Wax Flowers for Gloria (Angus and Robertson, 1958; Sapere Books, 2022) was her first book. Set in a department store in Sydney, where Gloria Spink had worked her way into the owner’s office and she convinced him to marry her. From then on she made his life miserable as well as the lives of the store’s employees, her stepchildren, and any incidental lovers that she decided to take. So when someone finally strangles her while she is under the dryer in the department store’s hair salon, no one is really surprised. Once Inspector Swinton and his staff get Gloria’s full measure, they aren’t surprised either.
Inspector Swinton is a charming addition to the ranks of fictional police investigators. He is anxious to return to his home and his wife every evening and looks forward to spending weekends with their two children. His sergeant Cedric Primrose writes crime thrillers on the side and is always looking for complicated plots in the real-life mysteries he’s handed at work.

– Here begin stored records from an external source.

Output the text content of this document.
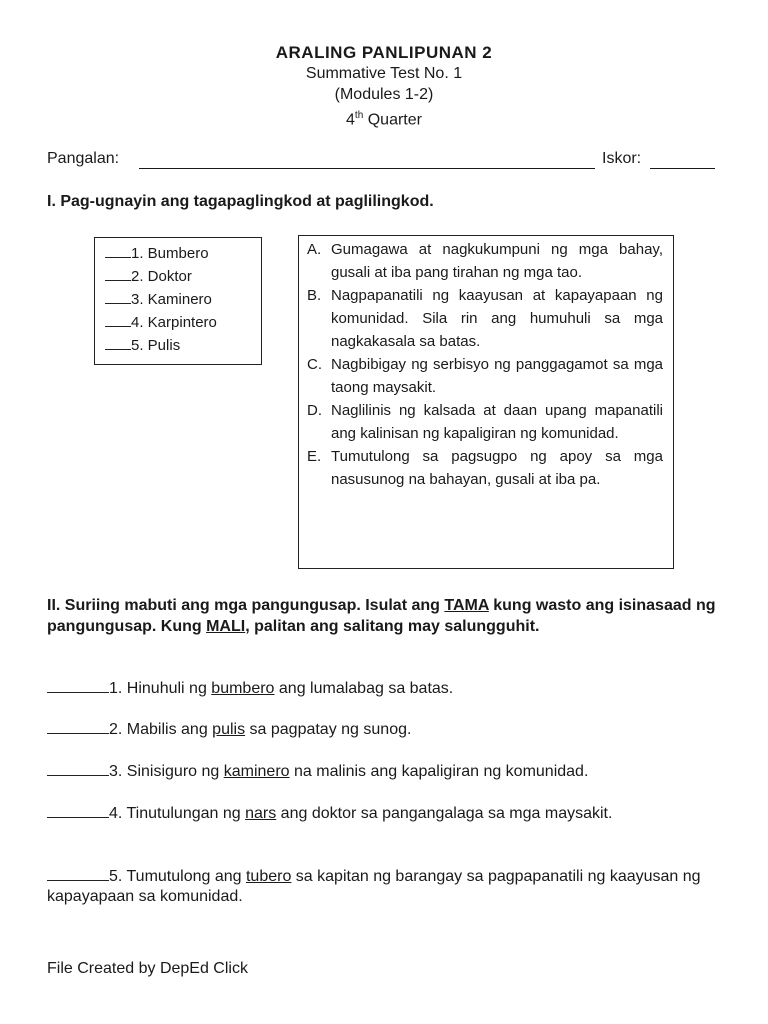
ARALING PANLIPUNAN 2
Summative Test No. 1
(Modules 1-2)
4th Quarter
Pangalan:	Iskor:
I. Pag-ugnayin ang tagapaglingkod at paglilingkod.
1. Bumbero
2. Doktor
3. Kaminero
4. Karpintero
5. Pulis
A. Gumagawa at nagkukumpuni ng mga bahay, gusali at iba pang tirahan ng mga tao.
B. Nagpapanatili ng kaayusan at kapayapaan ng komunidad. Sila rin ang humuhuli sa mga nagkakasala sa batas.
C. Nagbibigay ng serbisyo ng panggagamot sa mga taong maysakit.
D. Naglilinis ng kalsada at daan upang mapanatili ang kalinisan ng kapaligiran ng komunidad.
E. Tumutulong sa pagsugpo ng apoy sa mga nasusunog na bahayan, gusali at iba pa.
II. Suriing mabuti ang mga pangungusap. Isulat ang TAMA kung wasto ang isinasaad ng pangungusap. Kung MALI, palitan ang salitang may salungguhit.
1. Hinuhuli ng bumbero ang lumalabag sa batas.
2. Mabilis ang pulis sa pagpatay ng sunog.
3. Sinisiguro ng kaminero na malinis ang kapaligiran ng komunidad.
4. Tinutulungan ng nars ang doktor sa pangangalaga sa mga maysakit.
5. Tumutulong ang tubero sa kapitan ng barangay sa pagpapanatili ng kaayusan ng kapayapaan sa komunidad.
File Created by DepEd Click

Their investigation focuses first on learning who saw her alive last and then on finding who was near the salon after that time but before her body was found. Considering the department store had three floors, dozens of cubby holes just right for hiding, and hundreds of employees, not to mention the shopping public, narrowing the suspect pool was a considerable effort. Readers who enjoy railroad timetables and such will be interested in Swinton’s process.
The Sydney of the 1950s is on full view here. Flower described it with great insight and affection, making me sorry I didn’t experience it first-hand.
She was also brilliant at building a case against one suspect and then tearing it down. Swinton staged a re-enactment to hone in on the killer, who turned out to be a complete surprise, to me at least. A solid mid-century police procedural. Recommended.